On n’a jamais trouvé un personnage, il est temporaire. Un théâtre est une nécropole de fantômes, de rôles oubliés, des Hamlet, des M. Jourdan, des Tartuffe, des Figaro, Fantasio, Mercutio, Isé, et c’est soudainement la vie dès que l’acteur est en scène et que le spectateur accepte qu’il se déguise et fasse semblant. C’est ce jeu de l’enfance retrouvée qu’il faut appliquer, faire semblant et y croire. L’enfant peut voir l’invisible, un coquillage dans le creux de la main qu’il tient précieusement et qu’il offre à la petite fille qui le recueille avec bonheur. Donner à voir, à entendre, donner. Jouer à « on dirait que… ». On dirait que je suis le prince ailé et toi la sirène, toi la marchande et moi le client. Plus tard, quand on est grand, on enchaîne avec on dirait que… » je suis Diderot et toi Mme Terbouche, toi Almaviva et moi Suzanne, Bérénice, Agnès et qui vous voulez.
On dirait que… je suis le coach et toi le client. Avec ces habits, nous pouvons rentrer en relation sans plus d’explication, faire semblant de traverser et de résoudre tes problèmes obscurs, et vivre, en réalité, à deux, cet « essentiel (qui) est invisible aux yeux… » (Le Petit Prince de Saint Exupéry)
Oui, Eva, merci de faire le lien avec le coaching.

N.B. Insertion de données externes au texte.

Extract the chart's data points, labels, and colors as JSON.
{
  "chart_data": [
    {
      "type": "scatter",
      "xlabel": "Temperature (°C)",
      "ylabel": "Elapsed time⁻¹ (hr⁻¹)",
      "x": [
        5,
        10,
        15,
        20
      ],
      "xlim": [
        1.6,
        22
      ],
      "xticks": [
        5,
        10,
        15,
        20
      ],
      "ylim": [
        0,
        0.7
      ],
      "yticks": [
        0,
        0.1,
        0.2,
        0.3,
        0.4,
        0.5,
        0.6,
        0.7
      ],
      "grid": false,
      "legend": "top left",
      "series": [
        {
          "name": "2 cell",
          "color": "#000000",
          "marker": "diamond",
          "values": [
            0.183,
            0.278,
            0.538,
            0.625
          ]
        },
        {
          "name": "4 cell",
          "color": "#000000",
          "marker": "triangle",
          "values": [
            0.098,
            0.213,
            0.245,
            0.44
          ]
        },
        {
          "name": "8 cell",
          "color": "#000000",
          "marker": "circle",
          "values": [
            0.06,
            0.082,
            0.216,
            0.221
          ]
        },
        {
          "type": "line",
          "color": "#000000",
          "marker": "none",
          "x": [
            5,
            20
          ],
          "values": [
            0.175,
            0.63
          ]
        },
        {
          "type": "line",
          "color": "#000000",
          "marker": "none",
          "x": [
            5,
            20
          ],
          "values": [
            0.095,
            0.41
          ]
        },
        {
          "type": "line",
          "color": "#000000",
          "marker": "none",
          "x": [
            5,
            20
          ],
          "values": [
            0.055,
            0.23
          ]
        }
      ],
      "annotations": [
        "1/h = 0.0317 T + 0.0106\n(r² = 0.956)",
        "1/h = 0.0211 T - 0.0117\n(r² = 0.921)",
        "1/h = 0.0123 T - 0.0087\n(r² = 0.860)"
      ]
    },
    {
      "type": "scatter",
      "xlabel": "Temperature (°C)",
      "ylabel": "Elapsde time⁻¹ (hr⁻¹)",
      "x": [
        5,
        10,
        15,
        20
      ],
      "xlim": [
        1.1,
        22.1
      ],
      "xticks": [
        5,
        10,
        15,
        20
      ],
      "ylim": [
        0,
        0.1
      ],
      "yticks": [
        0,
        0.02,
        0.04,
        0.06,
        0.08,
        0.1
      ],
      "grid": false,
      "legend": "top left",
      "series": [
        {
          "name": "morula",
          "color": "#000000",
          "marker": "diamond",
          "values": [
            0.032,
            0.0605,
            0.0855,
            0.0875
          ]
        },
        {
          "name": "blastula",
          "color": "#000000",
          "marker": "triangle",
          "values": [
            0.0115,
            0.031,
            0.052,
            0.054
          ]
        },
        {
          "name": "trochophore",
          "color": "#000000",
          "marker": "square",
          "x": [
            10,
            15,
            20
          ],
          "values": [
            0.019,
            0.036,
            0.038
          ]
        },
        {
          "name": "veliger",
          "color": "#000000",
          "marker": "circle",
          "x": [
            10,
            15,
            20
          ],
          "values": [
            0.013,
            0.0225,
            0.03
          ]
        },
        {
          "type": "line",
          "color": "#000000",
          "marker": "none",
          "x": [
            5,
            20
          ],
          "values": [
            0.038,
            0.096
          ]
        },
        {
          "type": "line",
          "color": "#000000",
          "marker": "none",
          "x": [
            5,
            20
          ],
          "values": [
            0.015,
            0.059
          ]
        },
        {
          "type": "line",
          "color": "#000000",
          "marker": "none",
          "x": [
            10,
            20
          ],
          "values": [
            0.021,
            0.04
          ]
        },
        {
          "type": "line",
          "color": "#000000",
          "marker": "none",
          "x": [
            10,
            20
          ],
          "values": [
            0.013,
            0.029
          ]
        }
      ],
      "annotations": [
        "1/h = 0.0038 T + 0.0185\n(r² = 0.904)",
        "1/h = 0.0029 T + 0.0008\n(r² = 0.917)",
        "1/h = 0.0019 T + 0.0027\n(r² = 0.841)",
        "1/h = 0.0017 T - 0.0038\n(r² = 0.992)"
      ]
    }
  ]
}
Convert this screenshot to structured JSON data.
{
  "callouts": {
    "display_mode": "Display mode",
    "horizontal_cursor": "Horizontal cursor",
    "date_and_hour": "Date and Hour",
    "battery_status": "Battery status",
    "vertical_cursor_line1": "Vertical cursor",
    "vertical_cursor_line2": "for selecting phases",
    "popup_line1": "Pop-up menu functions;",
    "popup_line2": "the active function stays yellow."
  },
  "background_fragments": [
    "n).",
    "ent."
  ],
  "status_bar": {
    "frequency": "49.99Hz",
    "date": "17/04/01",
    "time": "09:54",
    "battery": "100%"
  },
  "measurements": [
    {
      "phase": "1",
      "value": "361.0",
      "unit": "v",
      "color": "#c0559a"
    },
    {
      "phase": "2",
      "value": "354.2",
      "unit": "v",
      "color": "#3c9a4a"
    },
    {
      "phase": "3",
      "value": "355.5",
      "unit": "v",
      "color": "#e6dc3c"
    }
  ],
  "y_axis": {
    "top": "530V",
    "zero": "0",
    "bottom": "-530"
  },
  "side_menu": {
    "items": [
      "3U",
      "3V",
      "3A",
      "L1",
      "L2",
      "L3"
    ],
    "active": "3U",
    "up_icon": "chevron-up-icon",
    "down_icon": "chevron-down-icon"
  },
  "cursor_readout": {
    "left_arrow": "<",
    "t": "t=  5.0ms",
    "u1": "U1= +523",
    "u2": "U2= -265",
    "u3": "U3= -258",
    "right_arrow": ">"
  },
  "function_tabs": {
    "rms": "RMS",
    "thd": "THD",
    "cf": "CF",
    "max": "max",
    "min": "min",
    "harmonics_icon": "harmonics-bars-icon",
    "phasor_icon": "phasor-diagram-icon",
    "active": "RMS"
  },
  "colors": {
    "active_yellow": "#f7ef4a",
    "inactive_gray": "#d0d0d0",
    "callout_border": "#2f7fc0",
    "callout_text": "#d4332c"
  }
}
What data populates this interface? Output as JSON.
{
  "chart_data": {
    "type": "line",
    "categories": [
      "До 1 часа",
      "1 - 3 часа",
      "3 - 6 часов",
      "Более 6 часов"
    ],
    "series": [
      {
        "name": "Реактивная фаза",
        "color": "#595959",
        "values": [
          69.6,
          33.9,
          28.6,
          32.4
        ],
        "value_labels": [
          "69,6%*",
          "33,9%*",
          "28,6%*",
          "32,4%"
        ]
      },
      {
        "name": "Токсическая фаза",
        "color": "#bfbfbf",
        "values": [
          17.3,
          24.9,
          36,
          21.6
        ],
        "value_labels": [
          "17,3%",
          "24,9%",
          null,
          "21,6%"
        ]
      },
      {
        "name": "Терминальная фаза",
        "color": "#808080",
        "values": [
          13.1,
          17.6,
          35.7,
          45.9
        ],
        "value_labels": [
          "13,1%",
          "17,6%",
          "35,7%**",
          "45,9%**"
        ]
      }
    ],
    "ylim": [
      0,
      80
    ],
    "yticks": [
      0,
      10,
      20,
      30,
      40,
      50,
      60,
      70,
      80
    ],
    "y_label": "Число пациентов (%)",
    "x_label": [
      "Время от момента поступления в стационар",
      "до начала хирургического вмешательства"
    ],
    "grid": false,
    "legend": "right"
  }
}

Pour continuer votre réflexion : « Et si l’essentiel d’une vie consistait à accueillir l’ébranlement, la secousse, le dérangement causé par l’autre ? » (Christiane Singer, « N’oublie pas les chevaux écumants du passé »)
Merci pour cet hommage ! Je ne sais pas si Bernard Giraudeau connaissait l’approche narrative; ces mots « regarder les choses différemment et à être plus aimant » sont proches de ce que j’ai appris, retenu et tente d’appliquer dans ma vie et ma pratique quotidiennes. Croyez moi, ce n’est ni simple, ni facile mais n’est ce pas le meilleur chemin vers la VIE ?
Françoise, je vous suis tout à fait sur le lien avec l’approche narrative. Regarder différemment pour s’éloigner de ce qui nous est trop familier et nous empêche d’avancer, afin de prendre une nouvelle direction vers ce qui nous serait possible de savoir et de faire autrement. Bref, retrouver la voie de l’initiative personnelle et écrire de riches histoires de vie. Nous sommes bien dans l’esprit de Michael White.
Bonjour.
J’ai trouvé cet article sur Bernard Giraudeau si intéressant que je l’ai mis en ligne sur mon blog
http://partagejean-loup.blogspot.com/
Merci, Jean-Loup, pour ce partage. Et comme le partage est source d’enrichissement, deux fois merci.